In the wistful imagination of many wage slaves chained to their desks, France is a land where everything is better: long holidays, crusty baguettes, fine wine and a Gallic disregard for money-grubbing individualism.
So perhaps it’s not surprising that French President Nicolas Sarkozy wants to export the French penchant for the good life to the rest of the world. Last week he launched a major new report by the Nobel Prize-winning economist Joseph Stiglitz and a panel of experts on how to ensure that governments take full account of their citizens’ happiness and well-being, instead of measuring their success by GDP alone.
Sarkozy made no secret of his target: the rapacious Anglo-Saxon neo-liberals who hoovered up multimillion-dollar bonuses while bringing the world economy to its knees.
“For years, we proclaimed the financial world a creator of wealth, until we learned one day that it had accumulated so much risk that it plunged us into chaos,” he said.
But there is much more to Stiglitz’s work than a critique of the naked pursuit of profit. Even before the crisis, a growing number of concerned economists were beginning to question whether a single-minded devotion to maximizing GDP growth led to governments neglecting other important goals.
GDP simply totals up everything made within an economy in a year, from widgets to whizzy financial products, at market value. It was John Maynard Keynes, the great 20th-century economist, who pushed for more detailed “national accounts” to guide governments seeking to manage their economies, at a time when reliable data was scarce.
LOSING TOUCH
But just as corporations have been accused of fetishizing “shareholder value” in recent years, pursuing quarterly gains in their stock price, sometimes through sheer recklessness instead of steady, step-by-step growth, economists have been charged with losing touch with the reasons we were interested in GDP in the first place — as a measure of social, as well as economic, progress.
There have been two pressures for wider measures of national success from outside mainstream economics. Environmentalists point out that conventional national accounting doesn’t allow for the heavy costs of economic progress in terms of pollution, depletion of natural resources and so on.
As Stiglitz explains, looking at GDP without accounting for environmental damage in the figures gives an artificial picture.
“A firm would look at its assets and liabilities if it wanted to see if it was better or worse off,” he said. “Yet we don’t look at any of these things when we talk about the balance sheet of society.”
Meanwhile, psychologists — and economists with a psychological bent — have for decades been gathering a large body of evidence showing that beyond a certain point, rising national wealth stops making the population any happier, a puzzle known as the Easterlin paradox, after the economist Richard Easterlin, who worked on the question in the 1970s.

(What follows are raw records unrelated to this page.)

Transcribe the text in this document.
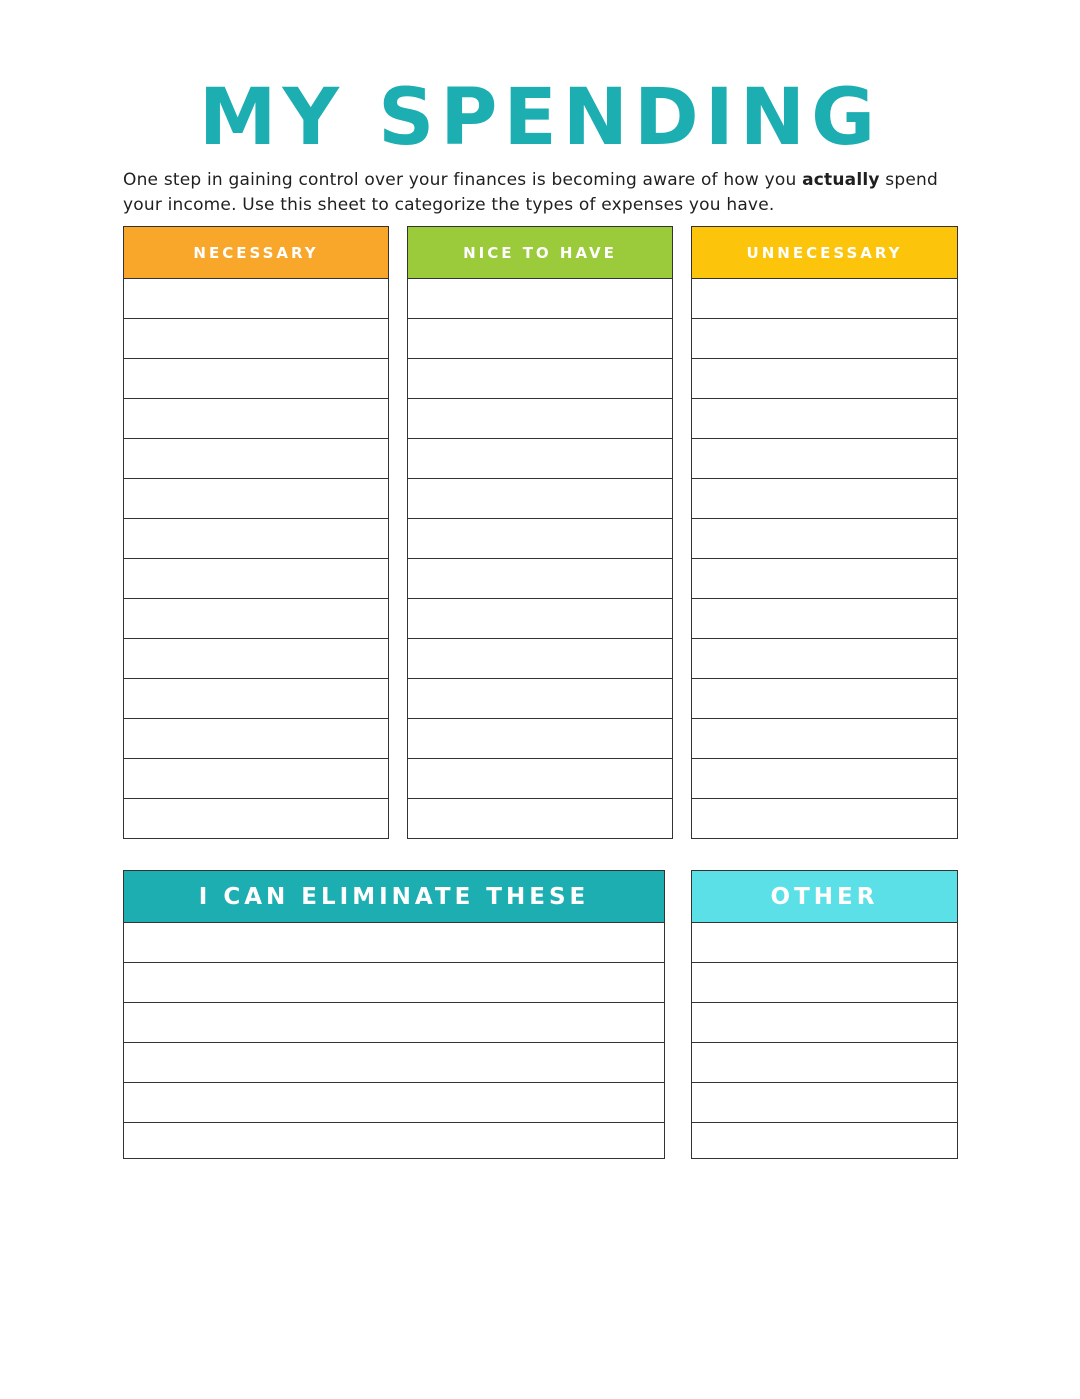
MY SPENDING
One step in gaining control over your finances is becoming aware of how you actually spend your income. Use this sheet to categorize the types of expenses you have.
NECESSARY	NICE TO HAVE	UNNECESSARY
I CAN ELIMINATE THESE	OTHER
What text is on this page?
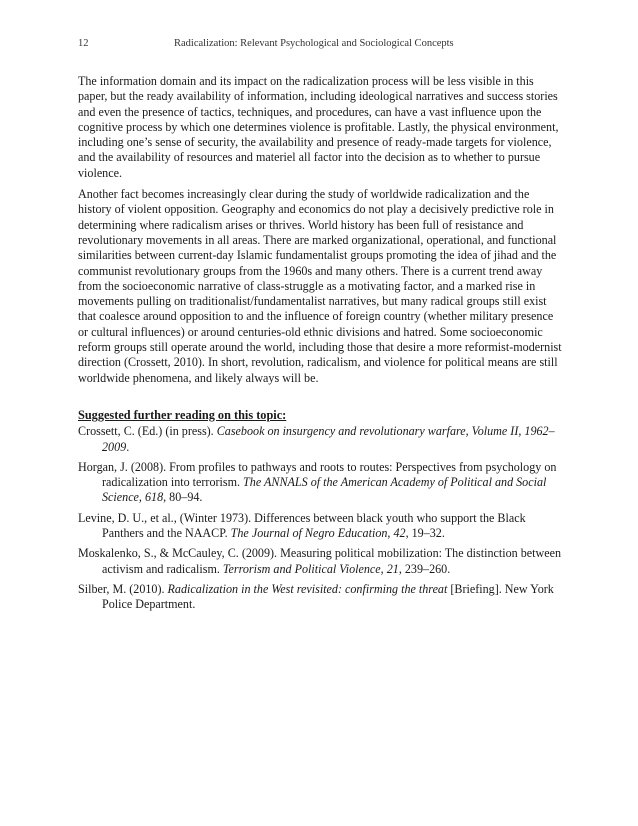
12	Radicalization: Relevant Psychological and Sociological Concepts

The information domain and its impact on the radicalization process will be less visible in this paper, but the ready availability of information, including ideological narratives and success stories and even the presence of tactics, techniques, and procedures, can have a vast influence upon the cognitive process by which one determines violence is profitable. Lastly, the physical environment, including one’s sense of security, the availability and presence of ready-made targets for violence, and the availability of resources and materiel all factor into the decision as to whether to pursue violence.

Another fact becomes increasingly clear during the study of worldwide radicalization and the history of violent opposition. Geography and economics do not play a decisively predictive role in determining where radicalism arises or thrives. World history has been full of resistance and revolutionary movements in all areas. There are marked organizational, operational, and functional similarities between current-day Islamic fundamentalist groups promoting the idea of jihad and the communist revolutionary groups from the 1960s and many others. There is a current trend away from the socioeconomic narrative of class-struggle as a motivating factor, and a marked rise in movements pulling on traditionalist/fundamentalist narratives, but many radical groups still exist that coalesce around opposition to and the influence of foreign country (whether military presence or cultural influences) or around centuries-old ethnic divisions and hatred. Some socioeconomic reform groups still operate around the world, including those that desire a more reformist-modernist direction (Crossett, 2010). In short, revolution, radicalism, and violence for political means are still worldwide phenomena, and likely always will be.

Suggested further reading on this topic:

Crossett, C. (Ed.) (in press). Casebook on insurgency and revolutionary warfare, Volume II, 1962–2009.

Horgan, J. (2008). From profiles to pathways and roots to routes: Perspectives from psychology on radicalization into terrorism. The ANNALS of the American Academy of Political and Social Science, 618, 80–94.

Levine, D. U., et al., (Winter 1973). Differences between black youth who support the Black Panthers and the NAACP. The Journal of Negro Education, 42, 19–32.

Moskalenko, S., & McCauley, C. (2009). Measuring political mobilization: The distinction between activism and radicalism. Terrorism and Political Violence, 21, 239–260.

Silber, M. (2010). Radicalization in the West revisited: confirming the threat [Briefing]. New York Police Department.
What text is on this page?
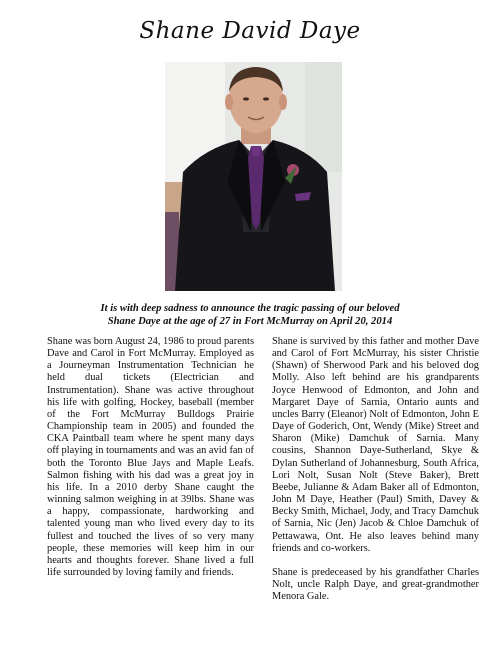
Shane David Daye
It is with deep sadness to announce the tragic passing of our beloved
Shane Daye at the age of 27 in Fort McMurray on April 20, 2014

Shane was born August 24, 1986 to proud parents Dave and Carol in Fort McMurray. Employed as a Journeyman Instrumentation Technician he held dual tickets (Electrician and Instrumentation). Shane was active throughout his life with golfing, Hockey, baseball (member of the Fort McMurray Bulldogs Prairie Championship team in 2005) and founded the CKA Paintball team where he spent many days off playing in tournaments and was an avid fan of both the Toronto Blue Jays and Maple Leafs. Salmon fishing with his dad was a great joy in his life. In a 2010 derby Shane caught the winning salmon weighing in at 39lbs. Shane was a happy, compassionate, hardworking and talented young man who lived every day to its fullest and touched the lives of so very many people, these memories will keep him in our hearts and thoughts forever. Shane lived a full life surrounded by loving family and friends.

Shane is survived by this father and mother Dave and Carol of Fort McMurray, his sister Christie (Shawn) of Sherwood Park and his beloved dog Molly. Also left behind are his grandparents Joyce Henwood of Edmonton, and John and Margaret Daye of Sarnia, Ontario aunts and uncles Barry (Eleanor) Nolt of Edmonton, John E Daye of Goderich, Ont, Wendy (Mike) Street and Sharon (Mike) Damchuk of Sarnia. Many cousins, Shannon Daye-Sutherland, Skye & Dylan Sutherland of Johannesburg, South Africa, Lori Nolt, Susan Nolt (Steve Baker), Brett Beebe, Julianne & Adam Baker all of Edmonton, John M Daye, Heather (Paul) Smith, Davey & Becky Smith, Michael, Jody, and Tracy Damchuk of Sarnia, Nic (Jen) Jacob & Chloe Damchuk of Pettawawa, Ont. He also leaves behind many friends and co-workers.

Shane is predeceased by his grandfather Charles Nolt, uncle Ralph Daye, and great-grandmother Menora Gale.
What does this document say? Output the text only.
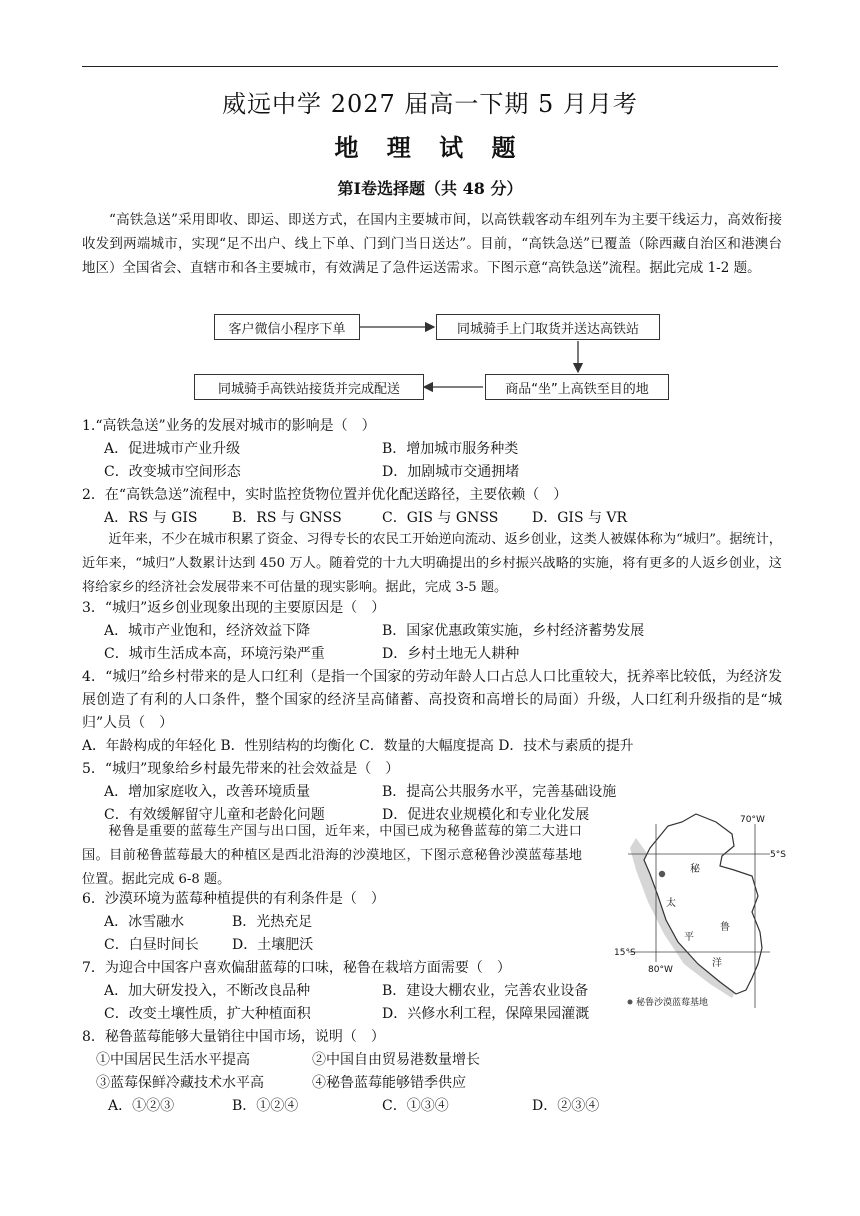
威远中学 2027 届高一下期 5 月月考
地 理 试 题
第Ⅰ卷选择题（共 48 分）

“高铁急送”采用即收、即运、即送方式，在国内主要城市间，以高铁载客动车组列车为主要干线运力，高效衔接收发到两端城市，实现“足不出户、线上下单、门到门当日送达”。目前，“高铁急送”已覆盖（除西藏自治区和港澳台地区）全国省会、直辖市和各主要城市，有效满足了急件运送需求。下图示意“高铁急送”流程。据此完成 1-2 题。

客户微信小程序下单	同城骑手上门取货并送达高铁站
商品“坐”上高铁至目的地
同城骑手高铁站接货并完成配送
1.“高铁急送”业务的发展对城市的影响是（　）
A．促进城市产业升级	B．增加城市服务种类
C．改变城市空间形态	D．加剧城市交通拥堵
2．在“高铁急送”流程中，实时监控货物位置并优化配送路径，主要依赖（　）
A．RS 与 GIS B．RS 与 GNSS	C．GIS 与 GNSS D．GIS 与 VR

近年来，不少在城市积累了资金、习得专长的农民工开始逆向流动、返乡创业，这类人被媒体称为“城归”。据统计，近年来，“城归”人数累计达到 450 万人。随着党的十九大明确提出的乡村振兴战略的实施，将有更多的人返乡创业，这将给家乡的经济社会发展带来不可估量的现实影响。据此，完成 3-5 题。

3．“城归”返乡创业现象出现的主要原因是（　）
A．城市产业饱和，经济效益下降	B．国家优惠政策实施，乡村经济蓄势发展
C．城市生活成本高，环境污染严重	D．乡村土地无人耕种

4．“城归”给乡村带来的是人口红利（是指一个国家的劳动年龄人口占总人口比重较大，抚养率比较低，为经济发展创造了有利的人口条件，整个国家的经济呈高储蓄、高投资和高增长的局面）升级，人口红利升级指的是“城归”人员（　）

A．年龄构成的年轻化 B．性别结构的均衡化 C．数量的大幅度提高 D．技术与素质的提升
5．“城归”现象给乡村最先带来的社会效益是（　）
A．增加家庭收入，改善环境质量	B．提高公共服务水平，完善基础设施
C．有效缓解留守儿童和老龄化问题	D．促进农业规模化和专业化发展

秘鲁是重要的蓝莓生产国与出口国，近年来，中国已成为秘鲁蓝莓的第二大进口国。目前秘鲁蓝莓最大的种植区是西北沿海的沙漠地区，下图示意秘鲁沙漠蓝莓基地位置。据此完成 6-8 题。

6．沙漠环境为蓝莓种植提供的有利条件是（　）
A．冰雪融水	B．光热充足
C．白昼时间长 D．土壤肥沃
7．为迎合中国客户喜欢偏甜蓝莓的口味，秘鲁在栽培方面需要（　）
A．加大研发投入，不断改良品种	B．建设大棚农业，完善农业设备
C．改变土壤性质，扩大种植面积	D．兴修水利工程，保障果园灌溉
8．秘鲁蓝莓能够大量销往中国市场，说明（　）
①中国居民生活水平提高	②中国自由贸易港数量增长
③蓝莓保鲜冷藏技术水平高	④秘鲁蓝莓能够错季供应
A．①②③	B．①②④	C．①③④	D．②③④
70°W
5°S
15°S
80°W
秘
鲁
太
平
洋
秘鲁沙漠蓝莓基地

In the ensuing 30 years, a whole branch of “happiness economics” has developed, mapping the correlations between people’s reports of how satisfied they are with their lives and a host of different criteria.
Some of its insights have been quirky rather than having obvious policy implications: a 2003 study by David Blanchflower, the former member of the Bank of England’s monetary policy committee, and Andrew Oswald, a professor of economics at Warwick University in England, showed that having regular sex makes people happier, especially if they’re well educated, for example.